Our Research Interests

Overview

Our group works on a variety of astronomy topics, ranging from studies of the early stages of low mass star formation, to AGN and starbursts. While our research interests span a wide range of topics, they are all centred around the role of molecules in space, especially in the dense gas of the interstellar medium. Core to our research is the interpretation of molecular observations using astrochemical and radiative transfer models. In recent years we have also been concentrating on devising novel techniques for astrochemistry involving machine learning.

Galactic

Low and High Mass star formation in our own Galaxy

The interstellar medium (ISM) is made of a mixture of gas, mainly hydrogen, and dust grains. The ISM is organised in large structures, 1-100 parsecs, of gas and dust differing in densities and temperatures, known as interstellar clouds. Dense interstellar clouds called molecular clouds are the sites for star formation. Infrared and submillimeter observations reveals that dense clouds have a rich chemistry with more than 200 identified atomic and molecular species.

Understanding the processes by which stars and planets form in the cold and dark interiors of these molecular clouds is one of the most fascinating challenges of modern astrophysics and is what our group is studying.

In particular, we focus on the modelling and on the interpretation of sub millimeter molecular data by using astrochemical and radiative transfer models created by our group (see below).

Extra-Galactic

Developing tools to bridge observables and quantities of interest

Galaxies present a combination of energetic processes, including UV-photons, cosmic and X-rays, and shocks, all contributing toward the processing of the gas and dust in their interstellar medium (ISM).

Dense molecular clouds can survive (and possibly even form) in environments dominated by powerful active galactic nuclei (AGN) or in “hostile” environments associated with young massive starburst. How AGN are fuelled and how the energy generated by the AGN affects the ISM have important implications for the co-evolution of galaxies and black holes and are the questions that our group is interested in answering.

Galaxy evolution strongly depends on feedback mechanisms whereby star formation is inhibited at some point in the galaxy's lifetime either by AGN or by stellar feedback through stellar winds and supernovae. Each of these processes triggers a specific chemistry which gives rise to a particular combination of molecular lines. Hence, molecular line emission is an extremely powerful tool to trace the gas that fuels star formation and black holes accretion, determine the influence of the newly formed stars on their environments, and ultimately understand how galaxies form, evolve, and interact with each other.

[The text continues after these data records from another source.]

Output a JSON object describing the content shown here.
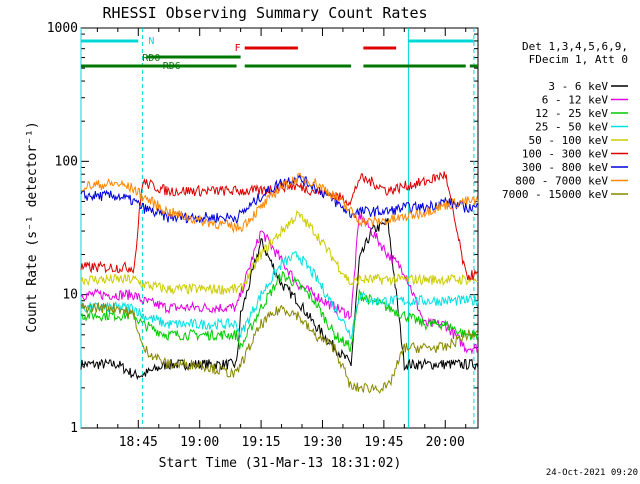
{
  "chart_data": {
    "type": "line",
    "title": "RHESSI Observing Summary Count Rates",
    "xlabel": "Start Time (31-Mar-13 18:31:02)",
    "ylabel": "Count Rate (s⁻¹ detector⁻¹)",
    "yscale": "log",
    "ylim": [
      1,
      1000
    ],
    "xlim": [
      "18:31",
      "20:08"
    ],
    "xticks": [
      "18:45",
      "19:00",
      "19:15",
      "19:30",
      "19:45",
      "20:00"
    ],
    "yticks": [
      "1",
      "10",
      "100",
      "1000"
    ],
    "footer": "24-Oct-2021 09:20",
    "legend": {
      "placement": "right",
      "header": [
        "Det 1,3,4,5,6,9,",
        "FDecim 1, Att 0"
      ]
    },
    "flags": [
      {
        "label": "N",
        "color": "#00d8d8",
        "segments": [
          [
            "18:31",
            "18:45"
          ],
          [
            "19:51",
            "20:07"
          ]
        ]
      },
      {
        "label": "RD0",
        "color": "#007700",
        "segments": [
          [
            "18:47",
            "19:10"
          ]
        ]
      },
      {
        "label": "F",
        "color": "#dd0000",
        "segments": [
          [
            "19:11",
            "19:24"
          ],
          [
            "19:40",
            "19:48"
          ]
        ]
      },
      {
        "label": "RD6",
        "color": "#007700",
        "segments": [
          [
            "18:31",
            "19:09"
          ],
          [
            "19:11",
            "19:37"
          ],
          [
            "19:40",
            "20:05"
          ],
          [
            "20:06",
            "20:08"
          ]
        ]
      }
    ],
    "vlines": [
      {
        "t": "18:31",
        "color": "#00d8d8",
        "style": "solid"
      },
      {
        "t": "18:46",
        "color": "#00d8d8",
        "style": "dashed"
      },
      {
        "t": "19:51",
        "color": "#00d8d8",
        "style": "solid"
      },
      {
        "t": "20:07",
        "color": "#00d8d8",
        "style": "dashed"
      }
    ],
    "x_samples": [
      "18:31",
      "18:40",
      "18:44",
      "18:46",
      "18:52",
      "19:00",
      "19:09",
      "19:10",
      "19:15",
      "19:20",
      "19:24",
      "19:28",
      "19:33",
      "19:37",
      "19:39",
      "19:42",
      "19:46",
      "19:50",
      "19:55",
      "20:00",
      "20:05",
      "20:07"
    ],
    "series": [
      {
        "name": "3 - 6 keV",
        "color": "#000000",
        "values": [
          3,
          3,
          2.5,
          2.5,
          3,
          3,
          3,
          7,
          25,
          12,
          9,
          6,
          4,
          3,
          18,
          30,
          35,
          3,
          3,
          3,
          3,
          3
        ]
      },
      {
        "name": "6 - 12 keV",
        "color": "#e000e0",
        "values": [
          10,
          10,
          10,
          9,
          8,
          8,
          8,
          10,
          30,
          18,
          12,
          10,
          8,
          7,
          40,
          30,
          20,
          15,
          6,
          6,
          4,
          4
        ]
      },
      {
        "name": "12 - 25 keV",
        "color": "#00cc00",
        "values": [
          7,
          7,
          7,
          6,
          5,
          5,
          5,
          4,
          8,
          14,
          12,
          9,
          5,
          4,
          10,
          9,
          8,
          7,
          6,
          6,
          5,
          5
        ]
      },
      {
        "name": "25 - 50 keV",
        "color": "#00e0e0",
        "values": [
          8,
          8,
          8,
          7,
          6,
          6,
          6,
          5,
          10,
          17,
          20,
          14,
          8,
          5,
          10,
          9,
          9,
          9,
          9,
          9,
          9,
          9
        ]
      },
      {
        "name": "50 - 100 keV",
        "color": "#cccc00",
        "values": [
          13,
          13,
          13,
          12,
          11,
          11,
          11,
          11,
          20,
          30,
          40,
          30,
          18,
          12,
          13,
          13,
          13,
          13,
          13,
          13,
          13,
          13
        ]
      },
      {
        "name": "100 - 300 keV",
        "color": "#dd0000",
        "values": [
          16,
          16,
          16,
          70,
          60,
          60,
          60,
          60,
          60,
          65,
          65,
          60,
          55,
          50,
          75,
          70,
          60,
          65,
          70,
          80,
          14,
          14
        ]
      },
      {
        "name": "300 - 800 keV",
        "color": "#0000dd",
        "values": [
          55,
          55,
          50,
          45,
          38,
          38,
          38,
          40,
          55,
          70,
          75,
          65,
          50,
          40,
          42,
          42,
          42,
          45,
          45,
          50,
          45,
          45
        ]
      },
      {
        "name": "800 - 7000 keV",
        "color": "#ff8800",
        "values": [
          65,
          68,
          62,
          55,
          42,
          36,
          32,
          32,
          45,
          65,
          75,
          70,
          55,
          42,
          36,
          35,
          36,
          38,
          42,
          47,
          50,
          50
        ]
      },
      {
        "name": "7000 - 15000 keV",
        "color": "#888800",
        "values": [
          8,
          8,
          7,
          4,
          3,
          3,
          2.5,
          3,
          6,
          8,
          7,
          5,
          4,
          2,
          2,
          2,
          2,
          4,
          4,
          4,
          5,
          5
        ]
      }
    ]
  }
}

Our group uses observational data from world-class submillimeter instruments, especially ALMA, combined with state of the art chemical and statistical models, to determine the nature of the dense gas in nearby galaxies.

Statistics

Machine Learning and Bayesian Inference

The use of statistics and machine learning is key to the MOPPEX project. As our modelling ambitions grow so do the computational costs. In order to counter this, the group are working on techniques such as emulation to replace computationally intensive parts of our models with neural networks which can produce the same outputs for much lower cost.

Further, if we combine high quality observations of the kind acquired with ALMA with state of the art models, the inference done should be of an equivalent standard. Tools based on MCMC methods of Bayesian inference are being developed by the group to allow users to extract probability distributions for the value of parameters of interest which take into account the uncertainties in the observations and modelling to give a clear view of what can be inferred from our data.